Naw. Large dogs work out better as bed feet warmers. Love and warmth. Coyote protectors. “the children who never grow up”
tree-farmer Steve unruh
When I was a boy we had this Kenmore brand Kerosene cook stove that my grandfather removed the oil unit from and made a wood box.
That provided all the warm and hot water we needed for cooking and washing dishes.
Funny you mention the water bottle because my grandfather did the same thing, he would take some the residual warm water from the stove fill a rubber bladder type hot water bottle and take it to bed with him and my Gran on those cool nights
Dogs are bed warmers unless you have a really big one like my male that hogs centre or a old female like my other one with leaky bladder.
Both are banished by the wife that rules the bed
I know the feeling… nothing beats nature’s heat…
I’m not a fan of fire right now!! TomC
Sorry for your loss Tom. I’m glad you didn’t lose your sense of humor with it.

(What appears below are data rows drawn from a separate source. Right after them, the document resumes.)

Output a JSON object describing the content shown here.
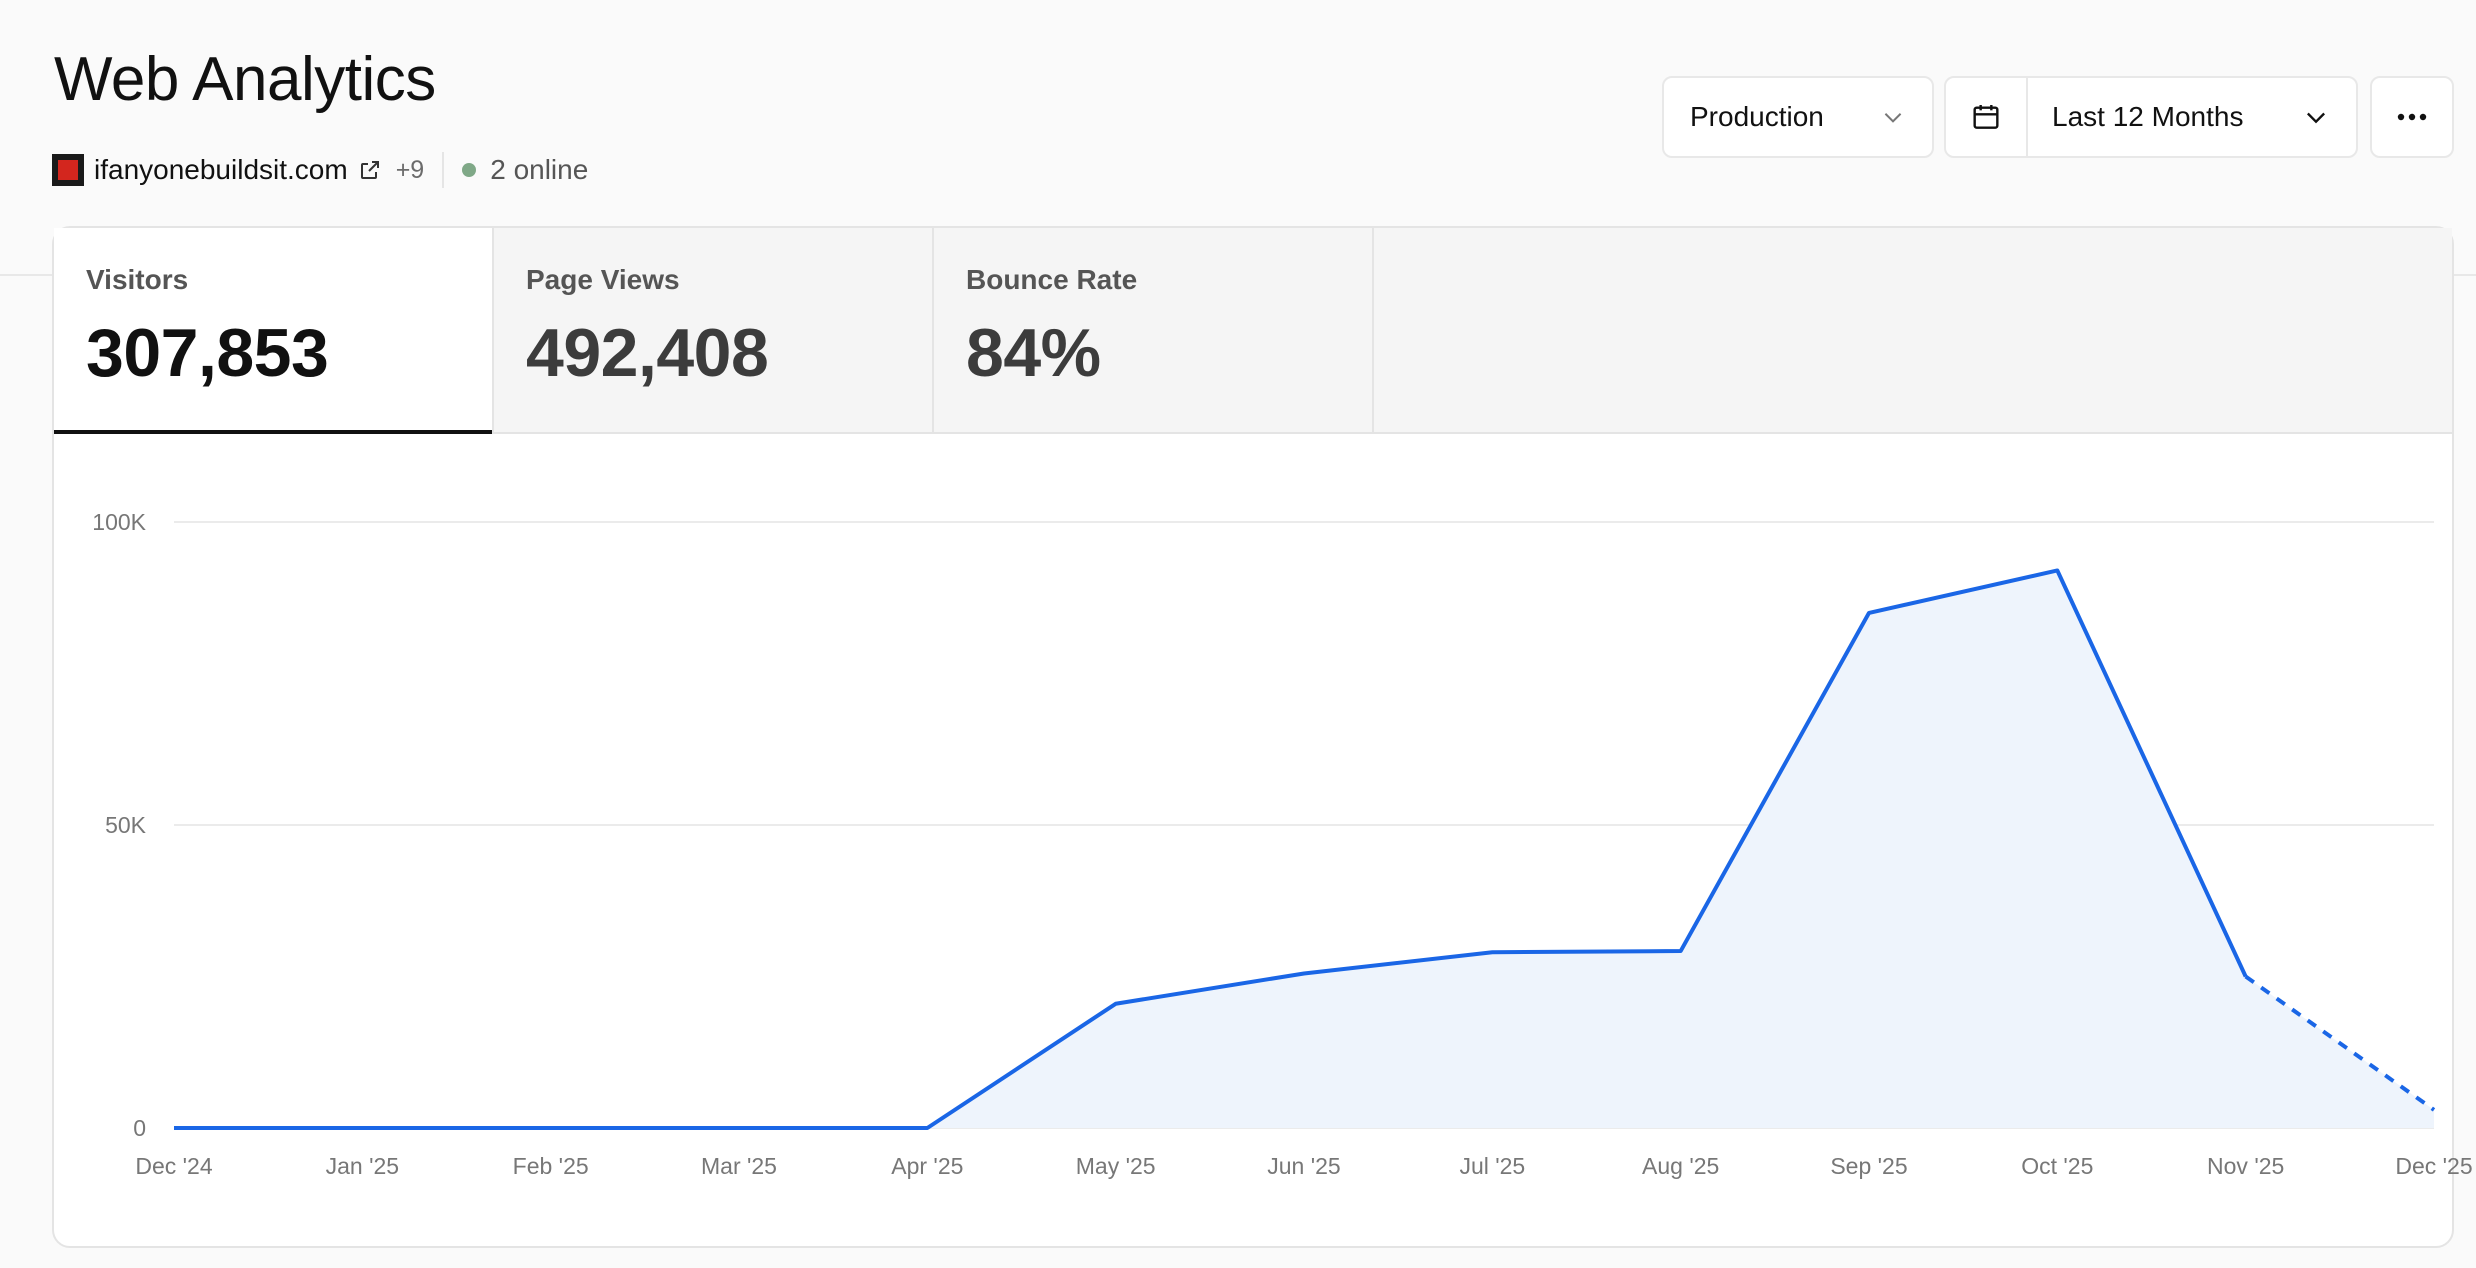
{
  "header": {
    "title": "Web Analytics",
    "site": "ifanyonebuildsit.com",
    "more_domains": "+9",
    "online": "2 online"
  },
  "controls": {
    "environment": "Production",
    "date_range": "Last 12 Months",
    "icons": [
      "chevron-down-icon",
      "calendar-icon",
      "more-horizontal-icon"
    ]
  },
  "colors": {
    "accent": "#1a66e6",
    "area_fill": "#eef4fc",
    "favicon": "#d3261e",
    "online_dot": "#7fa887"
  },
  "metrics": [
    {
      "label": "Visitors",
      "value": "307,853",
      "active": true
    },
    {
      "label": "Page Views",
      "value": "492,408",
      "active": false
    },
    {
      "label": "Bounce Rate",
      "value": "84%",
      "active": false
    }
  ],
  "chart_data": {
    "type": "area",
    "categories": [
      "Dec '24",
      "Jan '25",
      "Feb '25",
      "Mar '25",
      "Apr '25",
      "May '25",
      "Jun '25",
      "Jul '25",
      "Aug '25",
      "Sep '25",
      "Oct '25",
      "Nov '25",
      "Dec '25"
    ],
    "series": [
      {
        "values": [
          0,
          0,
          0,
          0,
          0,
          20500,
          25500,
          29000,
          29200,
          85000,
          92000,
          25000,
          3000
        ]
      }
    ],
    "projected_from_index": 11,
    "ylim": [
      0,
      100000
    ],
    "yticks": [
      {
        "value": 0,
        "label": "0"
      },
      {
        "value": 50000,
        "label": "50K"
      },
      {
        "value": 100000,
        "label": "100K"
      }
    ],
    "grid": true,
    "legend": "none"
  }
}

I still make a lot of hot water bottles for my wife. She has a proper " one eyed baby " as her family calls a hot water bottle but when she is feeling cold I frequently fill 2 litre plastic soda bottles with hot water from the tap to augment early night body heat. When my two daughters were home they also got hot water bottles many nights, a bit of warmth until the bed is toasty.
My mother had a slab of soapstone with a handle that she would put on the woodstove to heat. I think maybe originally it was meant for a foot warmer in the buggy. As a youth, I did the bottle of hot water thing. What we now use is some sort of cloth bag filled with raw popcorn, must softer to cuddle. it started out as a tube sock full of rice, then dry beans. Later a sleeve cut off an old sweatshirt sewed shut on both ends. Later yet store bought fleece bag.
I recall reading about an old time bedwarmer that was a metal pod on a log wooden handle. Fill the pod with coals I think and slide it under the covers. Must have had some sort of insulator around it to prevent sheets charing.
Wyatt; I think those were to carry hot coals from the fireplace down stairs up the the fireplace in the bed room. TomC
Not sure who on the web to believe but by volume all say they were used with heated stones for bedwarming and most say that some were designed for embers and hot ashes and had to be moved about to avoid burning the sheets. There was a translation from 1850s that seemed to be more of an instruction sheet. I tried to link what looked like the most complete but it wouldn’t work for some reason.
Those were called bedwarmers, hot glowing charcoal filled, then sled between the cold sheets to heat the cold bed
a kind of ironing the cold out…
Other styles used a wooden frame to hold up the covers like a tent so a raised heating vessel could warm large areas unattended. One style was called a bed wagon.